2018/3/31 Sat

  1. today is the international transgender day of visibility. when i was back home for winter, my parents asked me if H was a boy or a girl and i tried to tell them H was a trans person who used the pronoun they. at that time my parents both seemed quite interested but, only the next day, my father texted my mother that he was worried about me. look who she is playing with, he said. homosexuals and trans people. my mother showed it to me and asked me what i wanted to say. i told her i didn’t want to say anything. so she went ahead and texted him, she is an adult. she won’t be affected. i felt especially betrayed because he remembered the term. he had learned it from me and immediately used it to describe the group of people he found disgusting, a task that would have taken him several lines had he not heard and memorized this word. and then there came the feeling that i had done something wrong. i felt guilty. today too i wake up three times and say good night to C four times, once over the phone, the other three via messages. again i find myself in that anxiety caused by the lack of intimacy. 112 blueberries. many of them are quite small.

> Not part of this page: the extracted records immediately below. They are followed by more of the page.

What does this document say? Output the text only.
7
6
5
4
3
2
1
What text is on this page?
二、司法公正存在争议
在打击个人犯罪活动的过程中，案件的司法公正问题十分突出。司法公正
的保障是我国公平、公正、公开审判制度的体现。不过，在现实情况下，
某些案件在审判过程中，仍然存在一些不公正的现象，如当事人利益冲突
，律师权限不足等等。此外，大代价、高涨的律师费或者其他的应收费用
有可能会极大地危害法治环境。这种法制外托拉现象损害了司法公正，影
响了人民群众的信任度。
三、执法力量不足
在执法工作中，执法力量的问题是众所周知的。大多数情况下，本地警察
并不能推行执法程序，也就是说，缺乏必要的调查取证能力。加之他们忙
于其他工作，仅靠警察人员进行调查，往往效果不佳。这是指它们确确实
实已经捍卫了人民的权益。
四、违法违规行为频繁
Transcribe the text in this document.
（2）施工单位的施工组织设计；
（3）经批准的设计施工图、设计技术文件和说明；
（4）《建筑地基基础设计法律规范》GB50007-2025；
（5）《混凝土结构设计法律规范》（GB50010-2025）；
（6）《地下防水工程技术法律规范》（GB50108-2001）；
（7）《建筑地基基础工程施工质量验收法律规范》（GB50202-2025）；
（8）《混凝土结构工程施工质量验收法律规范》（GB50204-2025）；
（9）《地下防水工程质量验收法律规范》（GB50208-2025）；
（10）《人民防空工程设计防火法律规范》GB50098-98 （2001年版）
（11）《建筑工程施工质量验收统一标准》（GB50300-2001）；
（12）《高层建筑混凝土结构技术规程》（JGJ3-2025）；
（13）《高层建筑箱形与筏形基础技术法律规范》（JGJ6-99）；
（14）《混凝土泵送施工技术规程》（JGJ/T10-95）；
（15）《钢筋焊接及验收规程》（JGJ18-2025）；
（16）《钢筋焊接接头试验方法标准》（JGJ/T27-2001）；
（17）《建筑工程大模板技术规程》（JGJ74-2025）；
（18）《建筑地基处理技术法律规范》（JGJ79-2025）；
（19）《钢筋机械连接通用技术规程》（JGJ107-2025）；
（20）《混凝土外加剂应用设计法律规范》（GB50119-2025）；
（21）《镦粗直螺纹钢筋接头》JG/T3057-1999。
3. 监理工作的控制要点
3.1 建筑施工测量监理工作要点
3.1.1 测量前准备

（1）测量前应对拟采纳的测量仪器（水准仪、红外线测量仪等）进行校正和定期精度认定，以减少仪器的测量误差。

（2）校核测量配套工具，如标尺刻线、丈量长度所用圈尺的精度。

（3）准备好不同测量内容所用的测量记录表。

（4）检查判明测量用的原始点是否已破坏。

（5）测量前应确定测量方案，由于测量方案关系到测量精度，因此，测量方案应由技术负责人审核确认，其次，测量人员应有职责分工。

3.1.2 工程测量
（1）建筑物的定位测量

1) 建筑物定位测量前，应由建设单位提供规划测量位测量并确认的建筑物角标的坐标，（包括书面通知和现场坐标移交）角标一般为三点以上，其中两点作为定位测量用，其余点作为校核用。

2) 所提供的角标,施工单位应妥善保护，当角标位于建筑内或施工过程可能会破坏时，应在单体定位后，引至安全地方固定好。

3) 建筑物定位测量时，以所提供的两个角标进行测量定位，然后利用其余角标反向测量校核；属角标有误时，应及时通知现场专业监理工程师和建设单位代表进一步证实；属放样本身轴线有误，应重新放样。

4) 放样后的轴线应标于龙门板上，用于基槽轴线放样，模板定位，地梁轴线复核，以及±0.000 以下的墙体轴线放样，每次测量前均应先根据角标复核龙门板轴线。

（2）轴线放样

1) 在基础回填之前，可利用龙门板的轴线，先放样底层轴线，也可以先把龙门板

  2. 1 cup of instant noodles (beef flavor). 1 banana.
  3. half a spicy salmon burrito. C gets up and goes to the lab. she has a full day today. my mother says last night she dreamed that we were going out for barbecue, she and my father and me, each dragging a suitcase. but she is awoken by my father before reaching the barbecue place. knowing she’ll be content with the response, i say, so you are craving barbecue. she says, haha.